Troubleshooting Guide¶

Common issues and solutions when working with QuickETL.

Installation Issues¶

ModuleNotFoundError: No module named 'quicketl'¶

Cause: QuickETL not installed or wrong Python environment.

Solution:

# Install QuickETL
pip install quicketl

# Or with specific backend
pip install quicketl[duckdb]

# Verify installation
python -c "import quicketl; print(quicketl.__version__)"

Backend Not Installed¶

ModuleNotFoundError: No module named 'duckdb'

Solution: Install the backend extra:

pip install quicketl[duckdb]
pip install quicketl[polars]
pip install quicketl[spark]
pip install quicketl[snowflake]

Python Version Error¶

ERROR: Package 'quicketl' requires a different Python: 3.8.0 not in '>=3.10'

Solution: Upgrade Python to 3.10 or later:

# Check version
python --version

# Use pyenv to install newer version
pyenv install 3.12.0
pyenv local 3.12.0

Configuration Errors¶

Invalid YAML Syntax¶

yaml.scanner.ScannerError: mapping values are not allowed here

Cause: YAML indentation or syntax error.

Solution: Check YAML syntax:

# Wrong: Inconsistent indentation
transforms:
- op: filter  # Missing space after -
  predicate: amount > 0

# Right: Consistent indentation
transforms:
  - op: filter
    predicate: amount > 0

Use a YAML validator or quicketl validate:

quicketl validate pipeline.yml

Missing Required Field¶

Configuration is invalid
Errors:
  - sink: Field required

Solution: Add the required field:

name: my_pipeline
source:
  type: file
  path: data.csv
  format: csv
sink:  # Add missing sink
  type: file
  path: output.parquet
  format: parquet

Invalid Transform Operation¶

transforms -> 0 -> op: Input should be 'select', 'filter', 'rename', ...

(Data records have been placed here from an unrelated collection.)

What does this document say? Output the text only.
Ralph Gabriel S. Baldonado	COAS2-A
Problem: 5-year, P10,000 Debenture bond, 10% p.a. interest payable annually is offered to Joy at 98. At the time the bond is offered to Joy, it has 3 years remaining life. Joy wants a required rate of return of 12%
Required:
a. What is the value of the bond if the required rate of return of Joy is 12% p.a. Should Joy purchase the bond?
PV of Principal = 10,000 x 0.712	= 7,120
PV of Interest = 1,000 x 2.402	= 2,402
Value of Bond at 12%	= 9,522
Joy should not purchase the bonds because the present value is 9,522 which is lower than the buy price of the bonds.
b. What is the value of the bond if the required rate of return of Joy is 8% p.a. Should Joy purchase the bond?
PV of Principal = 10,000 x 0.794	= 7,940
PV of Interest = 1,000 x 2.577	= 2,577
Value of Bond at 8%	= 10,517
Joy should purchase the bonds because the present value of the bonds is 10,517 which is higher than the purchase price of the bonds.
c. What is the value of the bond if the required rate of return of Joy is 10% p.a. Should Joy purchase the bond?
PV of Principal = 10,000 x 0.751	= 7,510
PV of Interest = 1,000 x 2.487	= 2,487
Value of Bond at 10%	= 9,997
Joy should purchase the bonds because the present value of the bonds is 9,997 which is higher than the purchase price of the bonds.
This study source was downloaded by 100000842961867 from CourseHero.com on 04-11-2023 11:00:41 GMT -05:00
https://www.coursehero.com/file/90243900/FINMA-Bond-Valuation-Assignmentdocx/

Cause: Typo in transform operation name.

Solution: Use correct operation name:

# Wrong
transforms:
  - op: filtter  # Typo!

# Right
transforms:
  - op: filter

Valid operations: select, rename, filter, derive_column, cast, fill_null, dedup, sort, join, aggregate, union, limit

Variable Not Found¶

KeyError: 'DATE'

Cause: Variable referenced but not provided.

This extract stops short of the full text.